Martínez Llorca ejerció de ángel de la guarda de sus hermanos pequeños en casa y en el patio del colegio, donde salía siempre derrotado en las batallas. Sobrevivió a un coma tras un accidente. Se impone la obligación de mantener el tipo, a costa de lo que sea, en los peores momentos que vive su familia, como tras el fallecimiento de su mejor hermano. Y a medida que avanzamos, la prosa se vuelve más reflexiva y el tiempo se vuelve más cercano. El narrador supera la adolescencia, llega a la universidad, se convierte en un adulto. Por fin encuentra un ritmo en el que sus pasiones puedan desatarse sin que peligre el corazón: la soledad y la literatura, la soledad y los viajes, los compañeros de cuerda en la montaña y el reconocimiento de la amistad. Será la amistad la tabla de salvación del náufrago, la representación generosa de la ética de Martínez Llorca, que se desnuda, identificando todo aquello que le transformó en un ser tímido, tal vez por la férula de un hermano mayor incapaz de superar el síndrome del príncipe destronado. La inmovilidad se convierte así en la única defensa frente a cualquier tipo de ataques de quienes son más fuertes que él.
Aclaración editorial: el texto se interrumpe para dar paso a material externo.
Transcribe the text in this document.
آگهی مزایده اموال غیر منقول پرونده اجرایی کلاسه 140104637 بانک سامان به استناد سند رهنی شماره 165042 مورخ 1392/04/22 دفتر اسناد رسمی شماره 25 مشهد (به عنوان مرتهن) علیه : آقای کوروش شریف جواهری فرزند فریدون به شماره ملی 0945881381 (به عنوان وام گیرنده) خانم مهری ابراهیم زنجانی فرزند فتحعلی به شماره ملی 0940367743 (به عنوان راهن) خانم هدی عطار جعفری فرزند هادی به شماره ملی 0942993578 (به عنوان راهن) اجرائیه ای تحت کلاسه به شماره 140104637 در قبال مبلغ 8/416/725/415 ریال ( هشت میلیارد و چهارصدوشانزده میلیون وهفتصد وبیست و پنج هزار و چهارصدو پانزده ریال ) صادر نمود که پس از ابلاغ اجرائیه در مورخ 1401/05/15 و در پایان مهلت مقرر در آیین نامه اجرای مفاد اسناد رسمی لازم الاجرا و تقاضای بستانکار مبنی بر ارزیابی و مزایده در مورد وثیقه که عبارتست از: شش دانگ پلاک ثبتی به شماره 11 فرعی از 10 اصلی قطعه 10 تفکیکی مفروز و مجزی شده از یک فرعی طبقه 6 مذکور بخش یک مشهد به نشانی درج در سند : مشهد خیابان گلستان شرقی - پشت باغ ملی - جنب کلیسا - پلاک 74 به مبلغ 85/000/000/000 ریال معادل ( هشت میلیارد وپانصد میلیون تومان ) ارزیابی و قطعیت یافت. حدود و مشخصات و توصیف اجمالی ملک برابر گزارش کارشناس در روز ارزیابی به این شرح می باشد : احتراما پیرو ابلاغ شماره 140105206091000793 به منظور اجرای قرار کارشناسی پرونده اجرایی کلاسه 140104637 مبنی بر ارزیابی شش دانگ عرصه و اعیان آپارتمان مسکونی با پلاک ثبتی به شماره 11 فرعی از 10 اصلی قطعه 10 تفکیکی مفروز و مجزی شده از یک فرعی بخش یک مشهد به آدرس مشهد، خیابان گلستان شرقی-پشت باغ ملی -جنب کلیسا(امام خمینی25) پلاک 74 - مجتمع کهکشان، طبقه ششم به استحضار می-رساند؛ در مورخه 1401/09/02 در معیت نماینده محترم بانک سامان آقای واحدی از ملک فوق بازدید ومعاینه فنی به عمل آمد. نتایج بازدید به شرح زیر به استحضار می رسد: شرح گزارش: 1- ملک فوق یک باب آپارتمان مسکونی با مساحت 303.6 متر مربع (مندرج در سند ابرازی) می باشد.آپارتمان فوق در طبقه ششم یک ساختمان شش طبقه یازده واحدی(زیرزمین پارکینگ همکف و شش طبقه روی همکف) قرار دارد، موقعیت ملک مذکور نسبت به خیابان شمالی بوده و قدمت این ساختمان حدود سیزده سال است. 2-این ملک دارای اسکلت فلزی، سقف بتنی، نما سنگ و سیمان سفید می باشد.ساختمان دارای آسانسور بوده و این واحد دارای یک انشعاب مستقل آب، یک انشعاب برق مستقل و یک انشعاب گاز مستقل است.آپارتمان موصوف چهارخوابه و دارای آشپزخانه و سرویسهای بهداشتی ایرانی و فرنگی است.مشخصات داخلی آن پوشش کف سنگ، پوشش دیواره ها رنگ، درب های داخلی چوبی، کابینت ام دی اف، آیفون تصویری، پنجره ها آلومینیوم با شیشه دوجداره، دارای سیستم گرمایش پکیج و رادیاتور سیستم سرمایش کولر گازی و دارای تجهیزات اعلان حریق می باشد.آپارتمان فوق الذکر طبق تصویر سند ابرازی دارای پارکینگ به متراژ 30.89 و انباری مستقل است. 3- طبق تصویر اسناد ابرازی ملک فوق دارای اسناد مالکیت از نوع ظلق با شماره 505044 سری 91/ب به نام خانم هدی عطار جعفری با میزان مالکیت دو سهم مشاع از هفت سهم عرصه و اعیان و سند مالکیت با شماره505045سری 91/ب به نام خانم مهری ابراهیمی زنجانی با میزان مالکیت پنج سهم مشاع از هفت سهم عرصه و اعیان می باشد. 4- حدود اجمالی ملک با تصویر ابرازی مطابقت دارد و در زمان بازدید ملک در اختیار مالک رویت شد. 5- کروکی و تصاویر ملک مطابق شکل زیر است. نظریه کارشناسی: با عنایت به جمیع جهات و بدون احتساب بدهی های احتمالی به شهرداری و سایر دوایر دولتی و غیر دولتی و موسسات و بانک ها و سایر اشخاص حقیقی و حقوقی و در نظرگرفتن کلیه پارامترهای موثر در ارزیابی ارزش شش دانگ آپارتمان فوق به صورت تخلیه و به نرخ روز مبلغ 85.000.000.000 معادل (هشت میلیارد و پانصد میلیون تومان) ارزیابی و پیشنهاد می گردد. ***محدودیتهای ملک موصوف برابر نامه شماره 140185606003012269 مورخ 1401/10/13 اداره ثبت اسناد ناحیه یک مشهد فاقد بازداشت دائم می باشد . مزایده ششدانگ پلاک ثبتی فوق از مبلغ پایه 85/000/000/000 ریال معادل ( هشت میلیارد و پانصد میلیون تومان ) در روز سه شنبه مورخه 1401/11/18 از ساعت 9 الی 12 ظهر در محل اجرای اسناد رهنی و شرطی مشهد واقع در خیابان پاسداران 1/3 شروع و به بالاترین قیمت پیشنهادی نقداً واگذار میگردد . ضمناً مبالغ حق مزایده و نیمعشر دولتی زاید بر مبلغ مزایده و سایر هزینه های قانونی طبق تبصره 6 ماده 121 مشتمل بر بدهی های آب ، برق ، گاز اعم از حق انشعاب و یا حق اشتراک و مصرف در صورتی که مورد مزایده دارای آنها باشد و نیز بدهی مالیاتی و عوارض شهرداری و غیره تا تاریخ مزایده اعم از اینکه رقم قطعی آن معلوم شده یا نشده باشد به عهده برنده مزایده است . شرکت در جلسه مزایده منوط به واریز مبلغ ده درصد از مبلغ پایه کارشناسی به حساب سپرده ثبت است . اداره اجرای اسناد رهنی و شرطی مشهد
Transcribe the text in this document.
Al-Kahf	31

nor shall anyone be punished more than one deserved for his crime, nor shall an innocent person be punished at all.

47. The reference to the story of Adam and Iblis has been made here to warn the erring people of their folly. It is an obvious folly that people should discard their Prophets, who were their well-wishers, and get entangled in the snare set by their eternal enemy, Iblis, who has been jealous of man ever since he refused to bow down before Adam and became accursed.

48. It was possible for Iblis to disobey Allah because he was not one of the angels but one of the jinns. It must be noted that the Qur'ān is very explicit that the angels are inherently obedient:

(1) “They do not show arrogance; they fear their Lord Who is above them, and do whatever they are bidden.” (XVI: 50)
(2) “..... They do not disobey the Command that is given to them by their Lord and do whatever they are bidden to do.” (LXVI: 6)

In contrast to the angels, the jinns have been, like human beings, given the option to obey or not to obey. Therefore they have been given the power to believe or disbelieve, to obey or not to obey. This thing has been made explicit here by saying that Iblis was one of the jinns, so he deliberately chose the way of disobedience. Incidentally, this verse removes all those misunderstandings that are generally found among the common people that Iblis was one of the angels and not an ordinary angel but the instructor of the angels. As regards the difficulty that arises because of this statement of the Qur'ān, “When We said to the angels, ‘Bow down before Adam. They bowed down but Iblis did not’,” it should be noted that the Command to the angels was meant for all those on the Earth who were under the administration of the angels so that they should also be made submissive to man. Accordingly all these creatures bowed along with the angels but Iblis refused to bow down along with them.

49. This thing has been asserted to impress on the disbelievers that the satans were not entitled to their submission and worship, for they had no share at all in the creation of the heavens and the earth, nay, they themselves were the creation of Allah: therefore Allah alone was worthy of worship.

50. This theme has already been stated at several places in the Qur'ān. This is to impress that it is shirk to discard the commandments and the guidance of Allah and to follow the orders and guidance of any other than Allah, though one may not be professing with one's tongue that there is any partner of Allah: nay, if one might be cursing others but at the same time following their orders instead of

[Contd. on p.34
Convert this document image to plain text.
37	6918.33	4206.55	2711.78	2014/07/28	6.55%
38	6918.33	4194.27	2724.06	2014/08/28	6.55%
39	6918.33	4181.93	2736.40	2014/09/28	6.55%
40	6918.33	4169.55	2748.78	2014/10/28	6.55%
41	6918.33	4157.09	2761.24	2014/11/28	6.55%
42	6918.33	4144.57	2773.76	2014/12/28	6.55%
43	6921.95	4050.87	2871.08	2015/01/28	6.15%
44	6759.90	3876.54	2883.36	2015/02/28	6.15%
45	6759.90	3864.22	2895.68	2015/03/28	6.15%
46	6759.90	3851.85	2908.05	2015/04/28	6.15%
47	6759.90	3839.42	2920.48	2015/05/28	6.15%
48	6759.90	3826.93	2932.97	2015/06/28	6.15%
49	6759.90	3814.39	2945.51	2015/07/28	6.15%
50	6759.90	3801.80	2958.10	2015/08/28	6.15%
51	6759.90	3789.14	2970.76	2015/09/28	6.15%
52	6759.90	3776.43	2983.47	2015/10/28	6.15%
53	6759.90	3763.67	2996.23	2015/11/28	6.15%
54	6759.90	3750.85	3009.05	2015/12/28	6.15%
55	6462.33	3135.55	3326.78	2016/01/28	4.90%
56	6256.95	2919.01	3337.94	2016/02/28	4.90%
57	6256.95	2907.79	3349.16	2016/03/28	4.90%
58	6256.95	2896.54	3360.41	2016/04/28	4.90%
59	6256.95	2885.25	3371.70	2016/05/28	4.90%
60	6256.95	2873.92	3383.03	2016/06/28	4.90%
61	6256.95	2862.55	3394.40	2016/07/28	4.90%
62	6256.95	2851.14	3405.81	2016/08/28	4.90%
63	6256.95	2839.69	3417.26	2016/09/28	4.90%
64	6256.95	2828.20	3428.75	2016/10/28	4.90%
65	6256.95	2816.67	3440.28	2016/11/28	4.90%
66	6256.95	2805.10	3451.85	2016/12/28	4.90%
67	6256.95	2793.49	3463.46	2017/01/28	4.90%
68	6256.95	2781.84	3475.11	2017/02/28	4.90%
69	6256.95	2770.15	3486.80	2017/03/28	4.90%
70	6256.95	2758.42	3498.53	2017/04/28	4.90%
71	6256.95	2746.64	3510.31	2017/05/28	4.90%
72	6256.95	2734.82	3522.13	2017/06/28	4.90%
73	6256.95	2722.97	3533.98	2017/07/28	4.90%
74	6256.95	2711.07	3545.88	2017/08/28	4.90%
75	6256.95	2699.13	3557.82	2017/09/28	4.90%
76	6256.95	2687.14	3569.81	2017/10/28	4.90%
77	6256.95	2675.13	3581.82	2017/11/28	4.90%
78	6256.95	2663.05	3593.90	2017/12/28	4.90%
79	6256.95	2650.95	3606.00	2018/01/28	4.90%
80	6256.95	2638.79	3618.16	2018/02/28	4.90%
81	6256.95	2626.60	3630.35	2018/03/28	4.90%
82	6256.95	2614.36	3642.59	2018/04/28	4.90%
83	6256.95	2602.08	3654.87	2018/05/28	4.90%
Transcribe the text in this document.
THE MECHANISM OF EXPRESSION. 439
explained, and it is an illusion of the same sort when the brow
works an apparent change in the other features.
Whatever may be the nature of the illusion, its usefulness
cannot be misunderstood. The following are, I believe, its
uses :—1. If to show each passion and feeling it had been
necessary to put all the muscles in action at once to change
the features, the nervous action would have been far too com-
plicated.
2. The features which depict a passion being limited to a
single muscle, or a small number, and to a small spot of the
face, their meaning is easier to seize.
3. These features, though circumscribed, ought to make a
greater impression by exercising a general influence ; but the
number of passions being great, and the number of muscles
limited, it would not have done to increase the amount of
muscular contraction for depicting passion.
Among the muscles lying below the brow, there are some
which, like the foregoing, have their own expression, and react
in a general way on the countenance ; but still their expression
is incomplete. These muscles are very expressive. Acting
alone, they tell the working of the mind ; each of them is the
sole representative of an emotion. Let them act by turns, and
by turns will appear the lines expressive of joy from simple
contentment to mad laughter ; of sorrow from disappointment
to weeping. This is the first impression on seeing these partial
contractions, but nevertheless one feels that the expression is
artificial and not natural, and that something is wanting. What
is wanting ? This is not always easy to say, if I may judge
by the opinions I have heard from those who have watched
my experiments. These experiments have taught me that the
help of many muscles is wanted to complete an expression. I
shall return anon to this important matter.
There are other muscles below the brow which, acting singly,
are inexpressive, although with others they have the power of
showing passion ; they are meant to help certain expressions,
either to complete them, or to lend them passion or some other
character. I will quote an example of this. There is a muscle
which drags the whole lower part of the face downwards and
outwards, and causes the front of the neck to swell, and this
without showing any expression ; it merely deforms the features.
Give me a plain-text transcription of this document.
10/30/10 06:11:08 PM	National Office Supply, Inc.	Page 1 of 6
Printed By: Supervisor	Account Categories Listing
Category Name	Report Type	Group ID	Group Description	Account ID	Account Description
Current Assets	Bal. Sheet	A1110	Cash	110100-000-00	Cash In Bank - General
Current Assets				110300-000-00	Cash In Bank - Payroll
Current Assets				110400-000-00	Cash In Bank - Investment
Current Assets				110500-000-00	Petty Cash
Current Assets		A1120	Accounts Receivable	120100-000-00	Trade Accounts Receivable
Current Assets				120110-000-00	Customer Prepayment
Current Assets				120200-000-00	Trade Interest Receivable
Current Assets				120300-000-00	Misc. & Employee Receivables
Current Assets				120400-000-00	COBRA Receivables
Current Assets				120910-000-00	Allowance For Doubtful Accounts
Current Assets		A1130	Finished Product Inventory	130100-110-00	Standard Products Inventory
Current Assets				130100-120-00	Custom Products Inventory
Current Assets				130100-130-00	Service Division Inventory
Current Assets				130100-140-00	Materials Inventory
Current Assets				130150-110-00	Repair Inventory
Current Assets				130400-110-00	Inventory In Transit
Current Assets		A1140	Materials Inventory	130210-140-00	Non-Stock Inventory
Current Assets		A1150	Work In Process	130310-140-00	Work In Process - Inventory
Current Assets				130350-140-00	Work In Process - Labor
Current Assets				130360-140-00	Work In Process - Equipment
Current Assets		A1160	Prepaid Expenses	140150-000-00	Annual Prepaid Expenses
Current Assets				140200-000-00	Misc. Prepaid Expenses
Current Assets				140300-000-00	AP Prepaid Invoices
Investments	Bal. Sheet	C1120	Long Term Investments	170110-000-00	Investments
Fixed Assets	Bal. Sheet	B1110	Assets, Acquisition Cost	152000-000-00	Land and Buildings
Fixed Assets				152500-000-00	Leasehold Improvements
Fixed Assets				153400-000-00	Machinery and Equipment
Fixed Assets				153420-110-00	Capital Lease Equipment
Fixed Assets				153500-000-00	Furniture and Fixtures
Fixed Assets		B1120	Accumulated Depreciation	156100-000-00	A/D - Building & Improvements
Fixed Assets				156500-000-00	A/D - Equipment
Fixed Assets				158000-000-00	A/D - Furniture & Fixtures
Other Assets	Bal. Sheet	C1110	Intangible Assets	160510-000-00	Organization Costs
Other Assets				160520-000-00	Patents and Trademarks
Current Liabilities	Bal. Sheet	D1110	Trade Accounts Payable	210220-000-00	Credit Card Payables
Y mientras tanto, el presente, la situación que lleva al narrador a afrontar este texto, que es a la vez una confesión y una carta de despedida, se describe la lucha por sobrevivir, a merced de una medicina más preocupada en controlar una enfermedad que en sanarla.
De alguna manera, la parte de la vida que uno no puede elegir le orienta hacia unas veleidades que ha podido extraer del tiempo libre, del aire libre. Aquí ya no se ocultan las filias y fobias que no llevan a ninguna parte. Aunque lo que predomina sigue siendo esa lucha por la vida, frente a unas enfermedades invisibles, crónicas, congénitas, que se han terminado por imponer y, definitivamente, modelan su temperamento. Pero ya a medida que se avanza en la lectura, se imponen los relatos de viajes y montaña. La sensación final es que se ha de ir librando batalla tras batalla, aunque seamos conscientes de que las posibilidades de derrota son superiores a nuestras fuerzas. Sin perder la orientación ni la conciencia de canto de cisne que implican las enfermedades, la última parte del libro, se centra en las narraciones de los más importantes episodios de su vida de aventuras: los momentos en que la muerte tocó de cerca a las cordadas de las que formaba parte o los agradecimientos a los grandes hombres del mundo de la montaña, que le apoyaron en sus primero pasos en la carrera literaria.
Y ya solo queda menciona a los autores que aparecen a lo largo de la obra, que son nuevos referentes vitales, pues leyendo Luz en las grietas uno conviene en que literatura y vida son sinónimos: Conrad, Montaigne, Whitman, Tolstoi, Pessoa.
Luz en las grietas es un libro híbrido, sin necesidad de aturdirnos con los fuegos artificiales que practican los autores tan en boca de todos hoy en día. Aquí no se lucha contra la complejidad de niveles textuales, metatemas y guiños cultos. Aquí nos sumergimos en relatos reales y reflexiones reales, que hablan de la aventura de vivir o de la intención de hacer de la vida una aventura, pese al tormento de la enfermedad. Huyendo del sentimentalismo, el miedo a la muerte queda vinculado a una vida que comparte pasión y aflicción. El resultado es un libro que consigue una hondura y una belleza que en lugar de iluminar, esclarecen. Una obra maestra, una obra maldita.